Pero lo que es sociológicamente relevante en el uso de la categoría
etnicidad, tanto en el caso de las comunidades de negros como en las de aborígenes,
es el sentido de la constitución de una unidad política. La etnicidad
no marcaría el reconocimiento de similitudes previamente dadas, inscritas
naturalmente en los cuerpos y en las costumbres y cuya explicación estaría
únicamente en el pasado, sino una actitud positiva y propositiva a través
de la cual un grupo se constituye como tal, produce demandas y un proyecto común
a partir de un sentido de pertenencia auto-instituido.

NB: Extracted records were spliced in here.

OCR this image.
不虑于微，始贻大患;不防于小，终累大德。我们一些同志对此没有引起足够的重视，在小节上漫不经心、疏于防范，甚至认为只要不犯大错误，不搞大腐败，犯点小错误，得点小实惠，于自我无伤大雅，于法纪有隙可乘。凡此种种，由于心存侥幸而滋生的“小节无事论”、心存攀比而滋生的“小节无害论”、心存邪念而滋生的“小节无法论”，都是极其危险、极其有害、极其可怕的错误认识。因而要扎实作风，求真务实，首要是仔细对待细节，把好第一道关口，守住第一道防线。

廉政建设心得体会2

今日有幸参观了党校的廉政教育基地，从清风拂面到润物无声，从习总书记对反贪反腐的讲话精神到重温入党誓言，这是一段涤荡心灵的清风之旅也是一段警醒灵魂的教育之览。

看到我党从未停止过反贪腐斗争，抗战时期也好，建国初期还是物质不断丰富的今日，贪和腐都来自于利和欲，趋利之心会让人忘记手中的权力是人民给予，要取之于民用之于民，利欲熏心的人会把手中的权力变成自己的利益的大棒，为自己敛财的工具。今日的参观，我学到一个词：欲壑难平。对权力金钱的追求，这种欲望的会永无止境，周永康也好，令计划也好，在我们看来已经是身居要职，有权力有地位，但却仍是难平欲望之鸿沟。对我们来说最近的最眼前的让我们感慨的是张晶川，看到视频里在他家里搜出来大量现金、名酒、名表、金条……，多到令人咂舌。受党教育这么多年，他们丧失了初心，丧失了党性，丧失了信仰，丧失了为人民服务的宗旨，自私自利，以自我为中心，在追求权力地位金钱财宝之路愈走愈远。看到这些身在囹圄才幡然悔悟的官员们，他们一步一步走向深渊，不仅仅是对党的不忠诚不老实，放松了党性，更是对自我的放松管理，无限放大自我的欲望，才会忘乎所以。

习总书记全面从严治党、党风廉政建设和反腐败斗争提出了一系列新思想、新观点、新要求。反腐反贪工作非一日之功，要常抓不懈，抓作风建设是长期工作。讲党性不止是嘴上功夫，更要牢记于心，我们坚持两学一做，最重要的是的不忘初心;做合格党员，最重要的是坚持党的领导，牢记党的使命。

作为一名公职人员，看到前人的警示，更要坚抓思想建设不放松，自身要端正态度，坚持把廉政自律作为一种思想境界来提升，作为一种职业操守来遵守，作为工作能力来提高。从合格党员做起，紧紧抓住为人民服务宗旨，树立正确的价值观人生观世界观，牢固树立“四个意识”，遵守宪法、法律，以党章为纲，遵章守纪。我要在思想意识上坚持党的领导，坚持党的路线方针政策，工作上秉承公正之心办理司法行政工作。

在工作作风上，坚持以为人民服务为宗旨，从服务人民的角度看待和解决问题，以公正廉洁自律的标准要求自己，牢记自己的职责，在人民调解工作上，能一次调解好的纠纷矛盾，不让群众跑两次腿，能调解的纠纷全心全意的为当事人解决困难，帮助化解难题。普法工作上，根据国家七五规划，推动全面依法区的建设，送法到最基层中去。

En ese sentido, los remanecientes –sean de los quilombos, sean de origen aborigen–
pertenecen a comunidades actuales cuyos lazos con el pasado son establecidos
a partir de la selección y recreación de elementos de la memoria
y de rasgos culturales visibles, de la preocupación por nuevos criterios
de inclusión y exclusión –de quién pertenece o no a la
comunidad –; en un esfuerzo de reconocimiento de un valor cultural positivo
y anclado históricamente; en un movimiento que busca para esas comunidades
formas de articulación política y, en la mayoría de los
casos, una salida para la marginalidad.
De esa forma, los grupos étnicos no son preservados o recuperados sino
construidos a partir de la búsqueda de una identidad colectiva (de base
racial y/o histórica) fundada en la articulación entre el pasado
y el presente. Por esa razón, Arruti argumenta que la mejor definición
para estos grupos sería la de “emergentes” y no remanecientes.

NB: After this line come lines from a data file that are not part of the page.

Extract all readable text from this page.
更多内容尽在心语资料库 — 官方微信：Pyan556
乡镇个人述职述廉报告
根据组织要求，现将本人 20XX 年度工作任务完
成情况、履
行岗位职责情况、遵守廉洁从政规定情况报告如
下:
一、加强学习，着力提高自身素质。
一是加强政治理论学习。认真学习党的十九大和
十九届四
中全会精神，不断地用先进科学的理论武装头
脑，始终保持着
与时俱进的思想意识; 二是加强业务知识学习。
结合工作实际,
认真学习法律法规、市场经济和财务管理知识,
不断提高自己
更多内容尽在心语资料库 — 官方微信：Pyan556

Es importante recordar que esa percepción no descarta la consideración
de los elementos identitarios ni niega su legitimidad sino que evidencia la
relación dialéctica entre lo heredado y lo proyectado, entre el
pasado y el futuro, en contextos concretos de acción. Como han expuesto
Hobsbawn y Ranger, Thiesse y Anderson, entre otros, las tradiciones étnicas
y nacionales más antiguas y arraigadas han sido “inventadas” en algún
momento histórico particular, en el cual se selecciona, produce y reproduce
lo tradicional.
Volviendo a las palabras de Segato, podemos vislumbrar el costado positivo de
lo analizado hasta aquí al relacionarlo con la posibilidad de resurgimiento
de la idea de utopía a partir de una “definición de utopía
como creencia en la historia en tanto programa abierto, horizonte que no cierra,
campo de incerteza e indeterminación. Así, el carácter
histórico –esto es, abierto– del destino humano es la gran (posibilidad
de) utopía contemporánea.”
[1] Arruti, José Mauricio Andion (1997).
“ A emergencia dos ´remanescentes´: notas para o diálogo
entre indígenas e quilombolas” Mana. Estudos de Antropología Social.
Vol.3 número 2, outubro de 1997. Museu Nacional – Universidade Federal
do Rio de Janeiro.
Segato, Rita (2005). “Raça é signo”. Série Antropologia,
372. Departamento de Antropología. Universidade de Brasilia.